As the various technocrats spoke candidly, my first thought was that with so many people of such 'high learning, training and professionalism', there can be only one outcome other than a tower of Babel -- success at the highest level.

As stated in another brochure, 'To develop as a global logistics hub requires the coordinated development of world-class warehouses, factories, logistics zones, ports, airports, extensive marine and air connectivity to regional markets, a robust telecommunication platform, IT, other supporting infrastructure, energy-efficient supplies, logistics professionals and providers, enabling legislation and trade agreements in a business-friendly environment.'

The first phase would involve galvanising the public and private sector into the required mode employing Public Private Partnerships (PPPs) based on a Master Plan. The second phase would be the rehabilitation of existing infrastructure such as the expansion of our ports, airports for cargo handling and expanding on factory space. The third phase would be the creation of a unique brand through aggressive marketing and the establishment of top-quality value-added services such as assembly, packing and kitting.
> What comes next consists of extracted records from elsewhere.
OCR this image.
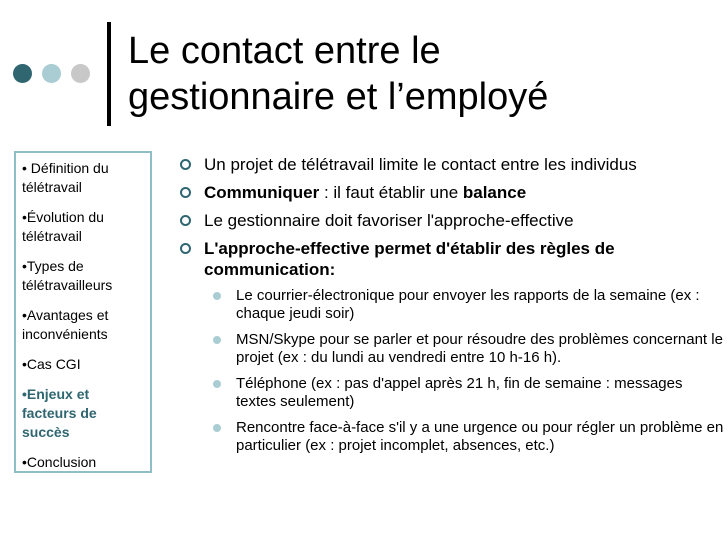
Le contact entre le
gestionnaire et l’employé
• Définition du télétravail
•Évolution du télétravail
•Types de télétravailleurs
•Avantages et inconvénients
•Cas CGI
•Enjeux et facteurs de succès
•Conclusion
Un projet de télétravail limite le contact entre les individus
Communiquer : il faut établir une balance
Le gestionnaire doit favoriser l'approche-effective
L'approche-effective permet d'établir des règles de communication:
Le courrier-électronique pour envoyer les rapports de la semaine (ex : chaque jeudi soir)
MSN/Skype pour se parler et pour résoudre des problèmes concernant le projet (ex : du lundi au vendredi entre 10 h-16 h).
Téléphone (ex : pas d'appel après 21 h, fin de semaine : messages textes seulement)
Rencontre face-à-face s'il y a une urgence ou pour régler un problème en particulier (ex : projet incomplet, absences, etc.)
To me, one bugbear in the system would be the lack of joined-up governance, that is, various powerful ministers with bloated egos going off on individual, exploratory adventures which would tend the undermine this 'tectonic shift' in Jamaica's overall development. This calls for strong leadership from prime minister, Portia Simpson Miller.

The other would be the lack of an educated workforce to tap into the huge employment opportunities that will certainly open up.

There are three main logistics nodes existing now -- Singapore, Rotterdam and Dubai. Where Singapore and Rotterdam had made adequate preparation in terms of broad education and training its population, with Dubai it was significantly different, in that 70% of the personnel working at the Dubai Hub are foreigners.

We cannot afford for this to happen to us.

With the expansion of the Panama Canal set for 2015, we need to begin now. It is pretty much accepted that the brightest and the best of our high school students tend to study law and medicine at university level. I believe that this is so for mainly two reasons.

The first is the fear of mathematics due to the awful teaching of it in our primary and high schools.

The second is, there are many examples of doctors and lawyers living a good life and getting respect in the society, while the achievements of engineers, scientists, urban planners, architects and other technical personnel tend to be overlooked by the youngsters in high schools. Added to that is the reality that our best graduates in technical areas tend to emigrate after a few years of frustration in finding livable, payable employment.

The Jamaican Logistics Hub must be seen as tied in to the work of Minister Paulwell in reducing the use of expensive fossil fuels in our electricity generation. It must also be tied into the education ministry gaining a new appreciation for the demand for technical education for our youngsters.

More importantly, both political parties represented in Parliament need to maintain their convergence of goals on this 'tectonic shift' in Jamaica's development, as there can be no guarantee that the PNP will hold power in 2016.